Penanganan Karhutla Belum Berfokus Pencegahan
Sementara itu Rektor Universitas Jambi Prof. Dr. Helmi yang juga merupakan pakar hukum lingkungan mengungkap persoalan krusial dalam paradigma penanggulangan karhutla yang belum sepenuhnya berfokus pada pencegahan. Prof Helmi, bahkan menilai terdapat politik anggaran yang ‘represif’ dalam hal karhutla.

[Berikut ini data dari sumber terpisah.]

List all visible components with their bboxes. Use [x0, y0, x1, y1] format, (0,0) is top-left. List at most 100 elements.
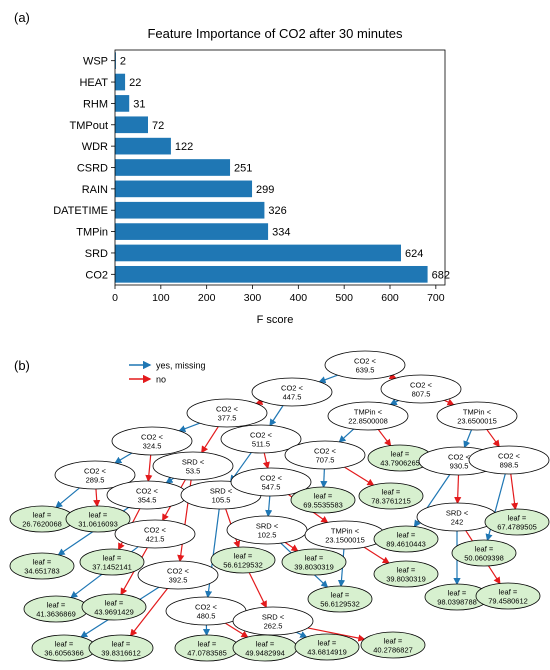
edge-n7-n14 [145, 454, 153, 483]
node-shape [358, 482, 424, 510]
node-text-line-1: 22.8500008 [348, 417, 388, 426]
node-shape [307, 585, 373, 613]
node-text-line-0: CO2 < [281, 384, 304, 393]
edge-n6-n11 [463, 429, 473, 449]
split-node-n25: SRD <242 [416, 502, 498, 532]
node-text-line-0: leaf = [499, 588, 518, 597]
node-text-line-1: 69.5535583 [303, 501, 343, 510]
plot-frame [114, 49, 446, 286]
edge-n1-n4 [269, 405, 284, 427]
x-tick-label-500: 500 [335, 292, 353, 304]
node-text-line-0: leaf = [89, 511, 108, 520]
y-tick-label-tmpout: TMPout [69, 120, 108, 132]
edge-n9-n17 [320, 468, 328, 489]
leaf-node-n35: leaf =43.9691429 [81, 593, 147, 621]
edge-n23-n32 [363, 546, 390, 564]
data-label-wsp: 2 [120, 56, 126, 68]
node-shape [468, 445, 550, 475]
edge-n3-n8 [201, 426, 219, 454]
node-text-line-1: 39.8030319 [386, 575, 426, 584]
edge-n3-n7 [178, 422, 200, 433]
node-text-line-0: CO2 < [498, 452, 521, 461]
node-text-line-0: CO2 < [141, 433, 164, 442]
node-text-line-1: 50.0609398 [464, 554, 504, 563]
edge-n11-n25 [454, 474, 462, 505]
leaf-node-n37: leaf =98.0398788 [424, 583, 490, 611]
node-text-line-0: CO2 < [167, 567, 190, 576]
node-text-line-1: 392.5 [169, 576, 188, 585]
node-text-line-1: 707.5 [316, 456, 335, 465]
edge-n16-n22 [265, 495, 273, 518]
node-text-line-0: leaf = [397, 566, 416, 575]
leaf-node-n10: leaf =43.7906265 [367, 444, 433, 472]
node-text-line-0: leaf = [391, 450, 410, 459]
split-node-n22: SRD <102.5 [226, 515, 308, 545]
leaf-node-n42: leaf =39.8316612 [88, 634, 154, 662]
leaf-node-n19: leaf =26.7620068 [9, 505, 75, 533]
leaf-node-n36: leaf =56.6129532 [307, 585, 373, 613]
node-shape [54, 460, 136, 490]
node-text-line-0: TMPin < [354, 408, 383, 417]
leaf-node-n20: leaf =31.0616093 [65, 505, 131, 533]
split-node-n2: CO2 <807.5 [380, 374, 462, 404]
node-text-line-1: 47.0783585 [187, 649, 227, 658]
edge-n39-n44 [225, 622, 249, 638]
edge-n33-n42 [129, 588, 168, 637]
node-text-line-1: 105.5 [212, 496, 231, 505]
node-text-line-1: 43.9691429 [94, 608, 134, 617]
bar-rain [115, 180, 253, 198]
data-label-tmpin: 334 [272, 227, 290, 239]
split-node-n9: CO2 <707.5 [284, 440, 366, 470]
node-text-line-1: 39.8316612 [101, 649, 141, 658]
node-text-line-0: CO2 < [136, 487, 159, 496]
node-text-line-1: 41.3636869 [36, 610, 76, 619]
y-tick-label-co2: CO2 [85, 269, 108, 281]
node-text-line-1: 39.8030319 [294, 563, 334, 572]
split-node-n1: CO2 <447.5 [251, 377, 333, 407]
data-label-rhm: 31 [133, 98, 145, 110]
node-text-line-0: leaf = [33, 511, 52, 520]
y-tick-label-srd: SRD [85, 248, 108, 260]
node-shape [284, 440, 366, 470]
node-shape [451, 539, 517, 567]
node-shape [81, 593, 147, 621]
x-tick-label-0: 0 [112, 292, 118, 304]
leaf-node-n17: leaf =69.5535583 [290, 486, 356, 514]
x-tick-label-400: 400 [290, 292, 308, 304]
leaf-node-n29: leaf =56.6129532 [210, 546, 276, 574]
x-tick-label-600: 600 [381, 292, 399, 304]
chart-title: Feature Importance of CO2 after 30 minut… [147, 26, 403, 41]
node-shape [251, 377, 333, 407]
node-text-line-1: 98.0398788 [437, 598, 477, 607]
node-text-line-0: leaf = [105, 599, 124, 608]
split-node-n13: CO2 <289.5 [54, 460, 136, 490]
node-text-line-1: 324.5 [143, 442, 162, 451]
edge-n40-n46 [307, 627, 366, 642]
x-tick-label-300: 300 [244, 292, 262, 304]
edge-n29-n40 [248, 572, 267, 609]
node-shape [436, 401, 518, 431]
leaf-node-n44: leaf =49.9482994 [232, 634, 298, 662]
node-text-line-1: 43.6814919 [307, 648, 347, 657]
node-shape [220, 424, 302, 454]
node-text-line-1: 56.6129532 [223, 561, 263, 570]
split-node-n23: TMPin <23.1500015 [304, 520, 386, 550]
node-text-line-1: 49.9482994 [245, 649, 285, 658]
node-text-line-1: 898.5 [500, 461, 519, 470]
node-text-line-1: 262.5 [264, 622, 283, 631]
y-tick-label-tmpin: TMPin [76, 227, 108, 239]
node-text-line-0: leaf = [314, 492, 333, 501]
data-label-heat: 22 [129, 77, 141, 89]
node-shape [327, 401, 409, 431]
panel-a-label: (a) [14, 10, 30, 25]
node-text-line-1: 930.5 [450, 462, 469, 471]
node-text-line-0: CO2 < [410, 381, 433, 390]
node-text-line-1: 36.6056366 [44, 649, 84, 658]
leaf-node-n34: leaf =41.3636869 [23, 595, 89, 623]
node-shape [294, 633, 360, 661]
node-text-line-0: leaf = [331, 591, 350, 600]
node-shape [152, 451, 234, 481]
node-text-line-0: leaf = [47, 601, 66, 610]
split-node-n0: CO2 <639.5 [324, 350, 406, 380]
node-shape [9, 552, 75, 580]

“Ketika suatu kawasan ditetapkan masuk bencana, baru anggaran penanggulangan dicairkan. Karna (menggunakan) paradigma api dan asap, maka anggaran juga bukan angaran (untuk) mencegah atau mengatasi penyebab,” ujar Helmi.
Rektor Universitas Jambi tersebut berpandangan bahwa setidaknya terdapat beberapa penyebab yang sangat mendasar, mulai dari tata kelola lahan hingga sistem perizinan. Dia kembali mengungkit soal ketentuan perundang-undangan yang mengklasifikasikan gambut dengan kedalaman 3 meter lebih tidak boleh diusahakan lantaran masuk kawasan lindung. Namun pada prakteknya rawan pelanggaran dan minim penertiban.

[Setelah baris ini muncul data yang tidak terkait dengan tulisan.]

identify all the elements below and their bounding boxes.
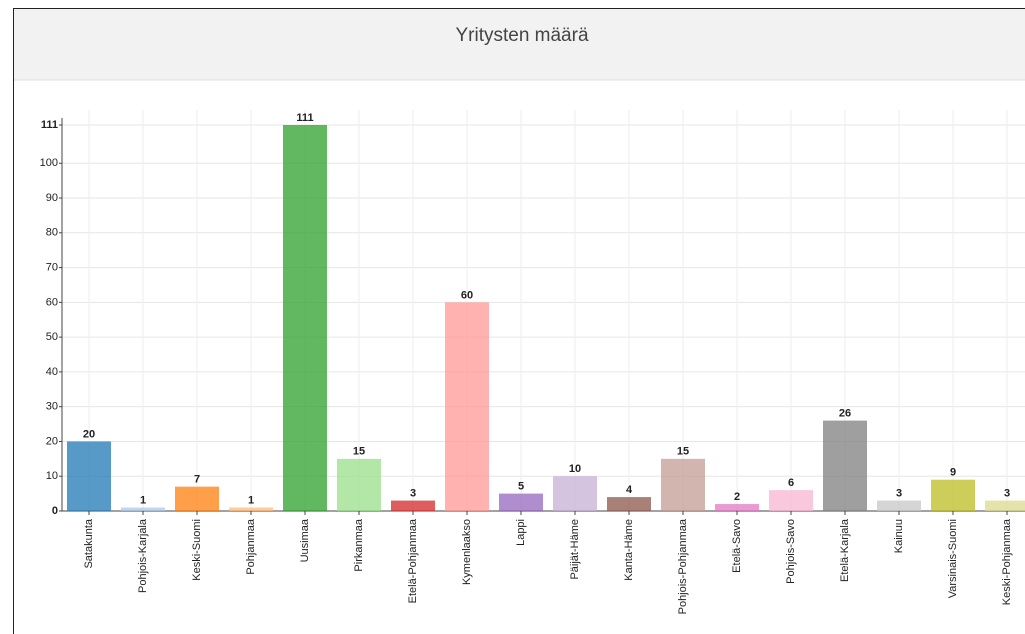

“Trus apa yang harus dilakukan? Bagaimana kemudian memantau ini secara berkepanjangan? Cabut izinnya jika terjadi karhutla,” katanya.
Berdasarkan ketentuan perundangan yang berlaku, karhutla yang terjadi dalam areal konsesi atau HTI suatu badan usaha, sangsinya jelas yakni berupa pencabutan izin usaha atau administratif.
Namun pada prakteknya, kasus-kasus karhutla masih bergulir panjang pada proses pembuktian di persidangan. Padahal UU No 32 tahun 2009 tentang Perlindungan dan Pengelolaan Lingkungan Hidup sudah menegaskan soal Strict Liability (Tanggungjawab Mutlak).
Dimana pada prinsip tanggung jawab mutlak (strict liability), perusahaan atau pihak pemegang izin usaha dapat dimintai tanggung jawab hukum atas terjadinya kebakaran di arealnya, tanpa perlu dibuktikan adanya unsur kesalahan atau kelalaian.
“Jadi tidak pas menurut saya, tanggungjawab mutlak itu jelas sangsinya administratif, langsung saja dicabut izinnya,” katanya.
Ditengah tantangan pemulihan, konsistensi kebijakan, tekanan konversi, dan minimnya insentif. Restorasi gambut lewat pengelolaan berkelanjutan FOLU Net Sink atau pemanfaatan hutan dan lahan dengan netral dinilai menjadi kunci. Hal itu demi menjaga kelestarian ekosistem gambut, hingga menekan laju naiknya suhu dan muka air laut.